By Janelle Weaver
Mammals may possess the biochemical machinery to produce morphine--a painkiller found in the opium poppy, according to a new study.
Meinhart Zenk of the Donald Danforth Plant Science Center in St Louis, Mo., and colleagues detected traces of morphine in the urine of mice after injecting chemical precursors of the drug. They report their findings April 26 in the Proceedings of the National Academy of Sciences.
Like other opioids, morphine is a potent, potentially addictive pain reliever. Scientists have speculated for decades that animals naturally synthesize morphine because specialized receptors in the brain respond to the drug. Trace amounts of morphine had been found in human urine and cells. But studies using living animals yielded inconclusive results because of possible contamination from external sources of morphine in their food or in the environment.

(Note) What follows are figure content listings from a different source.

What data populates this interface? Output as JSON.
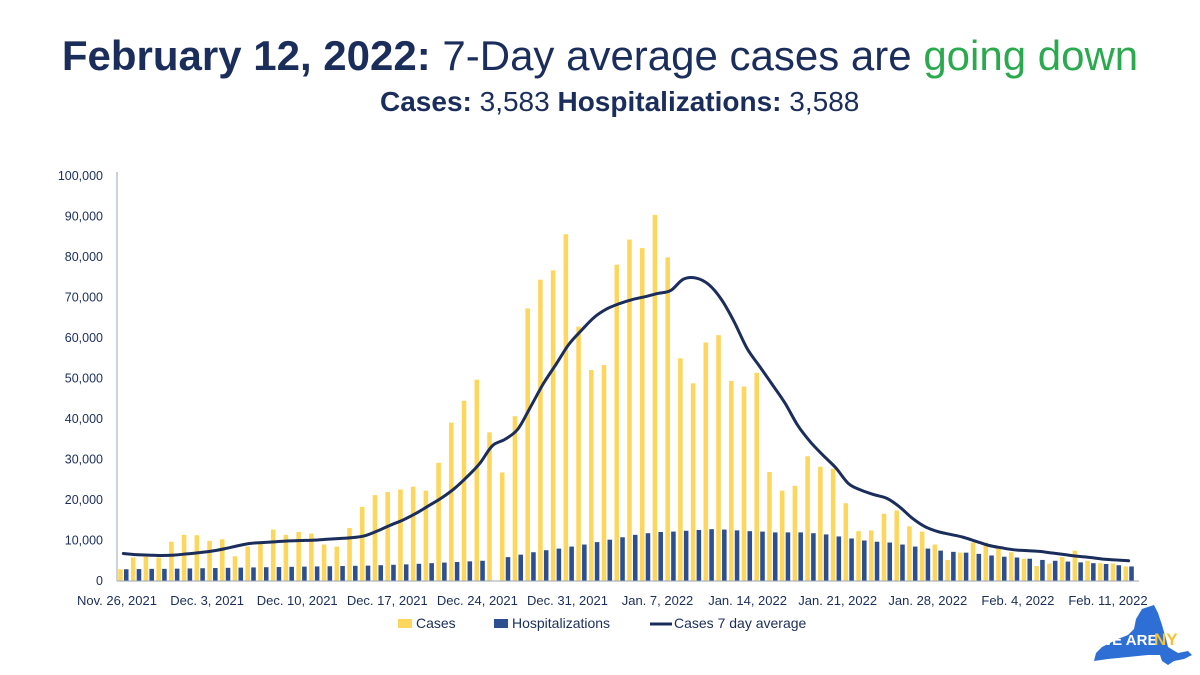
{
  "header": {
    "title_bold": "February 12, 2022:",
    "title_plain": "7-Day average cases are",
    "title_green": "going down",
    "cases_label": "Cases:",
    "cases_value": "3,583",
    "hosp_label": "Hospitalizations:",
    "hosp_value": "3,588"
  },
  "logo": {
    "text_we_are": "WE ARE",
    "text_ny": "NY"
  },
  "colors": {
    "cases": "#fdd65d",
    "hospitalizations": "#2d4f8f",
    "average": "#1b2d5b",
    "title": "#1b2d5b",
    "accent_green": "#2aa94f"
  },
  "chart_data": {
    "type": "bar",
    "ylim": [
      0,
      100000
    ],
    "yticks": [
      "0",
      "10,000",
      "20,000",
      "30,000",
      "40,000",
      "50,000",
      "60,000",
      "70,000",
      "80,000",
      "90,000",
      "100,000"
    ],
    "x_tick_labels": [
      "Nov. 26, 2021",
      "Dec. 3, 2021",
      "Dec. 10, 2021",
      "Dec. 17, 2021",
      "Dec. 24, 2021",
      "Dec. 31, 2021",
      "Jan. 7, 2022",
      "Jan. 14, 2022",
      "Jan. 21, 2022",
      "Jan. 28, 2022",
      "Feb. 4, 2022",
      "Feb. 11, 2022"
    ],
    "legend": [
      "Cases",
      "Hospitalizations",
      "Cases 7 day average"
    ],
    "legend_position": "bottom",
    "series": [
      {
        "name": "Cases",
        "values": [
          2900,
          5800,
          6000,
          5800,
          9700,
          11400,
          11300,
          9900,
          10300,
          6100,
          8500,
          9200,
          12700,
          11400,
          12100,
          11700,
          9000,
          8500,
          13100,
          18300,
          21200,
          22000,
          22600,
          23300,
          22300,
          29200,
          39100,
          44500,
          49700,
          36700,
          26800,
          40700,
          67300,
          74400,
          76700,
          85600,
          62800,
          52100,
          53300,
          78100,
          84300,
          82200,
          90400,
          79900,
          55000,
          48800,
          58900,
          60700,
          49400,
          48000,
          51400,
          26900,
          22300,
          23500,
          30800,
          28200,
          27700,
          19200,
          12300,
          12500,
          16600,
          17400,
          13500,
          12200,
          9000,
          5200,
          7000,
          9500,
          9500,
          8000,
          7100,
          5500,
          3700,
          4300,
          5900,
          7500,
          5000,
          4400,
          4300,
          3600
        ]
      },
      {
        "name": "Hospitalizations",
        "values": [
          2900,
          2950,
          3000,
          3000,
          3050,
          3100,
          3150,
          3200,
          3250,
          3300,
          3350,
          3400,
          3450,
          3500,
          3550,
          3600,
          3650,
          3700,
          3750,
          3800,
          3900,
          4000,
          4100,
          4250,
          4400,
          4550,
          4700,
          4850,
          5000,
          0,
          5900,
          6500,
          7100,
          7600,
          8000,
          8500,
          9000,
          9600,
          10200,
          10800,
          11400,
          11800,
          12100,
          12200,
          12400,
          12600,
          12800,
          12700,
          12500,
          12300,
          12200,
          12000,
          12000,
          12000,
          11800,
          11500,
          11000,
          10500,
          10000,
          9700,
          9500,
          9000,
          8500,
          8000,
          7500,
          7200,
          7000,
          6700,
          6300,
          6000,
          5800,
          5500,
          5200,
          5000,
          4800,
          4600,
          4400,
          4200,
          3900,
          3588
        ]
      },
      {
        "name": "Cases 7 day average",
        "values": [
          6800,
          6500,
          6400,
          6300,
          6400,
          6700,
          7000,
          7400,
          8000,
          8700,
          9300,
          9500,
          9700,
          9900,
          10000,
          10100,
          10300,
          10500,
          10700,
          11200,
          12400,
          13800,
          15100,
          16700,
          18600,
          20500,
          22800,
          25700,
          29000,
          33400,
          35000,
          37500,
          43000,
          48700,
          53500,
          58400,
          61900,
          65100,
          67200,
          68500,
          69500,
          70200,
          71000,
          71700,
          74500,
          74800,
          73200,
          69500,
          64000,
          57500,
          53000,
          48500,
          43900,
          38400,
          34300,
          31000,
          27900,
          24000,
          22400,
          21300,
          20400,
          18300,
          15500,
          13400,
          12200,
          11500,
          10800,
          9800,
          8800,
          8200,
          7700,
          7500,
          7300,
          6900,
          6500,
          6100,
          5800,
          5400,
          5200,
          5000
        ]
      }
    ]
  }
}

"This paper seems to be one of the most definitive I've seen," says Chris Evans, a neurobiologist and expert on opioid drugs at the University of California, Los Angeles. "They've convincingly shown that there's a pathway there which could possibly produce morphine."
Alkaloids are ring-shaped chemical compounds that contain nitrogen. The presence of an alkaloid called tetrahydropapaveroline (THP) in brain tissue and urine has led to speculation that it may be a precursor to morphine made naturally inside the body.
The research team injected mice daily with THP and other potential morphine precursors for four days and evaluated the metabolites of these compounds in the urine. By labeling the precursors with deuterium (heavy hydrogen) to replace hydrogen atoms, they were able to distinguish the injected compounds from other sources of morphine, and thus eliminate the possibility of contamination. After isolating alkaloids from the urine samples the team analyzed their chemical make-up using highly sensitive mass spectrometry.
Zenk and his colleagues identified several intermediate biochemical steps between THP and morphine. After injecting THP, they found a four-ringed metabolite of THP called salutaridine in the urine. Salutaridine is an intermediate on the morphine-synthesis pathway in the opium poppy. Injecting salutaridine yielded a five-ringed opiate called thebaine, and injecting thebaine generated three similarly structured opiates: codeine, oripavine and morphine.
Although the latter stages of morphine production are conserved between plants and mammals, the early stages differ: the first alkaloid intermediate in mammals, preceding salutaridine, has an extra hydroxyl (OH) group compared to that in plants. "It may seem trivial to you, but in biochemistry, hydroxylation more or less determines whether a baby is male or female," Zenk says. These differences suggest that the morphine pathways in mammals and plants evolved independently, he says.
The researchers did not find any traces of morphine in blood or tissue. As a result, this study does not prove that mammals make morphine naturally, or that the compound would serve any specific purpose, such as pain relief or addiction, Evans says. "The question is whether there are significant quantities to have any effect on the endogenous receptors, which I think is unlikely."
Aside from detecting morphine in relevant organs, such as the brain and spinal cord, future studies should identify enzymes that are involved in transforming THP to morphine. Then scientists could interfere with the genes coding for the enzymes to determine their functional roles, Evans says. "To show that endogenous morphine naturally exists and has functional significance in mammals, I think there's still a lot to be done."
Zenk's team plans on using more sensitive techniques to look for traces of morphine in tissues. He'd also like to identify enzymes in the pathway and analyze how the formation of morphine fluctuates in humans depending on their pain levels. "Because it's a fact that morphine is found, we have to consider that there must be a function for it," Zenk says.